BACKGROUND: Hyperhidrosis (HH) is excessive sweating that may be primary (idiopathic) or secondary to medication or disease. Clinical features supporting primary or secondary etiology have not been well documented.

OBJECTIVE: To identify clinical and demographic features predictive of a diagnosis of primary versus secondary HH.

METHODS: A retrospective chart review was conducted over a 13-year period (1993-2005) of all patients (children and adults) seen at a university-based outpatient dermatology department with an International Classification of Diseases, 9th revision diagnosis code for HH (N = 415).

RESULTS: Three hundred eighty-seven patients (93.3%) had primary HH (PHH); 28 patients (6.7%) had secondary HH (SHH). SHH patients were older (39.0 ± 18.6 years vs 27.3 ± 12.3 years) with more frequent onset at age older than 25 years (55% for SHH vs12.1% for PHH; odds ratio [OR] 8.7; 95% confidence interval [CI] 3.5-21.4; P < .00001 for each). SHH was more often unilateral/asymmetric (OR: 51; 95% CI: 12.6-208), generalized (vs focal; OR: 18; 95% CI: 7.3-47.6), and present nocturnally (OR: 23.2; 95% CI: 4.3-126; P < .00001 for each).
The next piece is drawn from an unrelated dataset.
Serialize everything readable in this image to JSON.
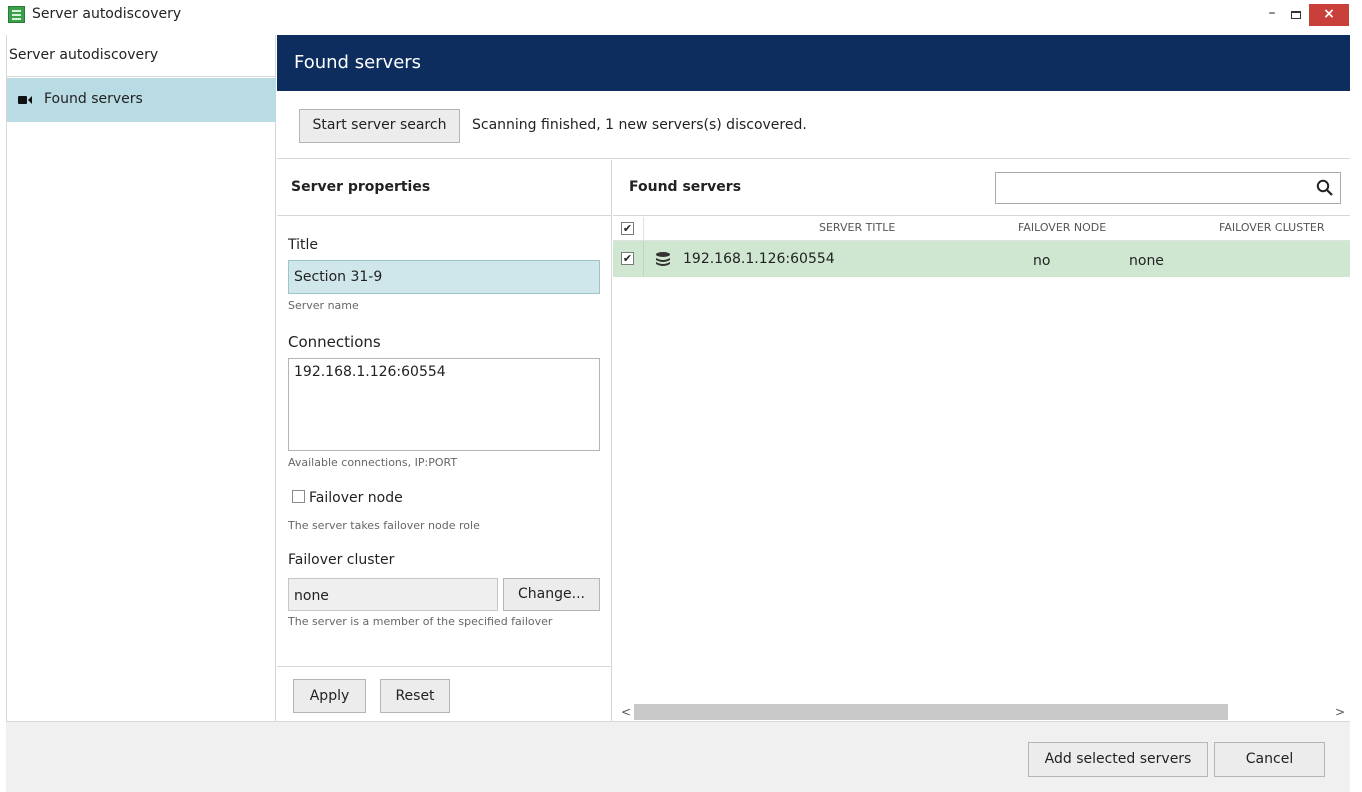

Of SHH cases, endocrine disease accounted for 57% (including diabetes mellitus [11], hyperthyroidism [4], and hyperpituitarism [1]). Neurologic disease accounted for 32% (including peripheral nerve injury [3], Parkinson's disease [2], reflex sympathetic dystrophy [2], spinal injury [1] and Arnold-Chiari malformation [1]). Malignancy (pheochromocytoma), respiratory disease, and psychiatric disease were each represented once. Compared to other secondary causes, asymmetric HH favored neurologic disease (OR: 63; 95% CI: 4.9-810); P = .0002).

LIMITATIONS: Results were obtained from a single, university-based population.

CONCLUSIONS: On the basis of these data, the diagnostic criteria for PHH were assessed statistically. Criteria include: excessive sweating of 6 months or more in duration, with 4 or more of the following: primarily involving eccrine-dense (axillae/palms/soles/craniofacial) sites; bilateral and symmetric; absent nocturnally; episodes at least weekly; onset at 25 years of age or younger; positive family history; and impairing daily activities. These criteria discriminate well between PHH and SHH (sensitivity: 0.99; specificity: 0.82; positive predictive value: 0.99; negative predictive value: 0.852) and may facilitate optimal clinical management.